Mitch Winehouse said he was not happy with the way the makers of "AMY", which will screened at the Cannes Film Festival next month, had portrayed him. The film was directed by Asif Kapadia, who won a BAFTA for his documentary "Senna" on the late Formula One racing driver Ayrton Senna.
"What they have tried to do was to make a film which is a Hollywood blockbuster. They have forgotten it is a documentary," Winehouse told Reuters in an interview. "There is a villain, me ... and there's the heroine who dies at the end ... My overall feeling is of grave disappointment."
Amy Winehouse, seen as one of the most talented singers of her generation, died from alcohol poisoning in July 2011 at her London home, aged 27. The singer, known for hits such as "Rehab" and "Back to Black" had struggled with drinking and drug problems throughout much of her career.
Winehouse praised the use of video of a younger Amy, shown laughing and being funny, but criticised the film's narrative.
"When I first saw the Senna film I thought 'This is it. I'm looking at history here'," said Winehouse, who now fronts the family's charitable Amy Winehouse Foundation.
"The way they have cut it, (in) the last third of the film I'm hardly in it, giving the impression that we weren't there and that's what so disappointing ... Everyone knows that I was with Amy all the time."
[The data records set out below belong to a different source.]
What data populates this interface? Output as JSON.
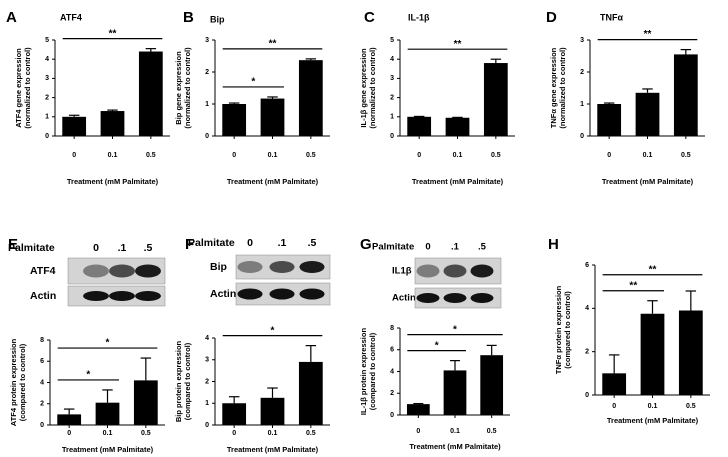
{
  "chart_data": [
    {
      "type": "bar",
      "panel": "A",
      "title": "ATF4",
      "ylabel": [
        "ATF4 gene expression",
        "(normalized to control)"
      ],
      "xlabel": "Treatment (mM Palmitate)",
      "categories": [
        "0",
        "0.1",
        "0.5"
      ],
      "values": [
        1.0,
        1.3,
        4.4
      ],
      "errors": [
        0.08,
        0.05,
        0.15
      ],
      "color": "#000000",
      "ylim": [
        0,
        5
      ],
      "yticks": [
        0,
        1,
        2,
        3,
        4,
        5
      ],
      "annotations": [
        {
          "text": "**",
          "between": [
            "0",
            "0.5"
          ]
        }
      ]
    },
    {
      "type": "bar",
      "panel": "B",
      "title": "Bip",
      "ylabel": [
        "Bip gene expression",
        "(normalized to control)"
      ],
      "xlabel": "Treatment (mM Palmitate)",
      "categories": [
        "0",
        "0.1",
        "0.5"
      ],
      "values": [
        1.0,
        1.17,
        2.37
      ],
      "errors": [
        0.03,
        0.05,
        0.04
      ],
      "color": "#000000",
      "ylim": [
        0,
        3
      ],
      "yticks": [
        0,
        1,
        2,
        3
      ],
      "annotations": [
        {
          "text": "*",
          "between": [
            "0",
            "0.1"
          ]
        },
        {
          "text": "**",
          "between": [
            "0",
            "0.5"
          ]
        }
      ]
    },
    {
      "type": "bar",
      "panel": "C",
      "title": "IL-1β",
      "ylabel": [
        "IL-1β gene expression",
        "(normalized to control)"
      ],
      "xlabel": "Treatment (mM Palmitate)",
      "categories": [
        "0",
        "0.1",
        "0.5"
      ],
      "values": [
        1.0,
        0.95,
        3.8
      ],
      "errors": [
        0.02,
        0.02,
        0.2
      ],
      "color": "#000000",
      "ylim": [
        0,
        5
      ],
      "yticks": [
        0,
        1,
        2,
        3,
        4,
        5
      ],
      "annotations": [
        {
          "text": "**",
          "between": [
            "0",
            "0.5"
          ]
        }
      ]
    },
    {
      "type": "bar",
      "panel": "D",
      "title": "TNFα",
      "ylabel": [
        "TNFα gene expression",
        "(normalized to control)"
      ],
      "xlabel": "Treatment (mM Palmitate)",
      "categories": [
        "0",
        "0.1",
        "0.5"
      ],
      "values": [
        1.0,
        1.35,
        2.55
      ],
      "errors": [
        0.03,
        0.12,
        0.15
      ],
      "color": "#000000",
      "ylim": [
        0,
        3
      ],
      "yticks": [
        0,
        1,
        2,
        3
      ],
      "annotations": [
        {
          "text": "**",
          "between": [
            "0",
            "0.5"
          ]
        }
      ]
    },
    {
      "type": "bar",
      "panel": "E",
      "blot": {
        "treatment": "Palmitate",
        "lanes": [
          "0",
          ".1",
          ".5"
        ],
        "bands": [
          "ATF4",
          "Actin"
        ]
      },
      "ylabel": [
        "ATF4 protein expression",
        "(compared to control)"
      ],
      "xlabel": "Treatment (mM Palmitate)",
      "categories": [
        "0",
        "0.1",
        "0.5"
      ],
      "values": [
        1.0,
        2.1,
        4.2
      ],
      "errors": [
        0.5,
        1.2,
        2.1
      ],
      "color": "#000000",
      "ylim": [
        0,
        8
      ],
      "yticks": [
        0,
        2,
        4,
        6,
        8
      ],
      "annotations": [
        {
          "text": "*",
          "between": [
            "0",
            "0.1"
          ]
        },
        {
          "text": "*",
          "between": [
            "0",
            "0.5"
          ]
        }
      ]
    },
    {
      "type": "bar",
      "panel": "F",
      "blot": {
        "treatment": "Palmitate",
        "lanes": [
          "0",
          ".1",
          ".5"
        ],
        "bands": [
          "Bip",
          "Actin"
        ]
      },
      "ylabel": [
        "Bip protein expression",
        "(compared to control)"
      ],
      "xlabel": "Treatment (mM Palmitate)",
      "categories": [
        "0",
        "0.1",
        "0.5"
      ],
      "values": [
        1.0,
        1.25,
        2.9
      ],
      "errors": [
        0.3,
        0.45,
        0.75
      ],
      "color": "#000000",
      "ylim": [
        0,
        4
      ],
      "yticks": [
        0,
        1,
        2,
        3,
        4
      ],
      "annotations": [
        {
          "text": "*",
          "between": [
            "0",
            "0.5"
          ]
        }
      ]
    },
    {
      "type": "bar",
      "panel": "G",
      "blot": {
        "treatment": "Palmitate",
        "lanes": [
          "0",
          ".1",
          ".5"
        ],
        "bands": [
          "IL1β",
          "Actin"
        ]
      },
      "ylabel": [
        "IL-1β protein expression",
        "(compared to control)"
      ],
      "xlabel": "Treatment (mM Palmitate)",
      "categories": [
        "0",
        "0.1",
        "0.5"
      ],
      "values": [
        1.0,
        4.1,
        5.5
      ],
      "errors": [
        0.05,
        0.9,
        0.9
      ],
      "color": "#000000",
      "ylim": [
        0,
        8
      ],
      "yticks": [
        0,
        2,
        4,
        6,
        8
      ],
      "annotations": [
        {
          "text": "*",
          "between": [
            "0",
            "0.1"
          ]
        },
        {
          "text": "*",
          "between": [
            "0",
            "0.5"
          ]
        }
      ]
    },
    {
      "type": "bar",
      "panel": "H",
      "ylabel": [
        "TNFα protein expression",
        "(compared to control)"
      ],
      "xlabel": "Treatment (mM Palmitate)",
      "categories": [
        "0",
        "0.1",
        "0.5"
      ],
      "values": [
        1.0,
        3.75,
        3.9
      ],
      "errors": [
        0.85,
        0.6,
        0.9
      ],
      "color": "#000000",
      "ylim": [
        0,
        6
      ],
      "yticks": [
        0,
        2,
        4,
        6
      ],
      "annotations": [
        {
          "text": "**",
          "between": [
            "0",
            "0.1"
          ]
        },
        {
          "text": "**",
          "between": [
            "0",
            "0.5"
          ]
        }
      ]
    }
  ]
}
Winehouse said the film missed details such as an interview the singer's boyfriend, Reg Traviss.
"This is not the film that Amy would have wanted," he said, adding he could consider legal action after the film is released: "If our solicitors feel that we've got a case, we will certainly proceed against them ... but really that would be a last resort."
The "AMY" filmmakers defended the documentary.
"When we were approached to make the film, we came on board with the full backing of the Winehouse family and we approached the project with total objectivity," they said in a statement, adding they had conducted around 100 interviews for the film.
"The story that the film tells is a reflection of our findings from these interviews."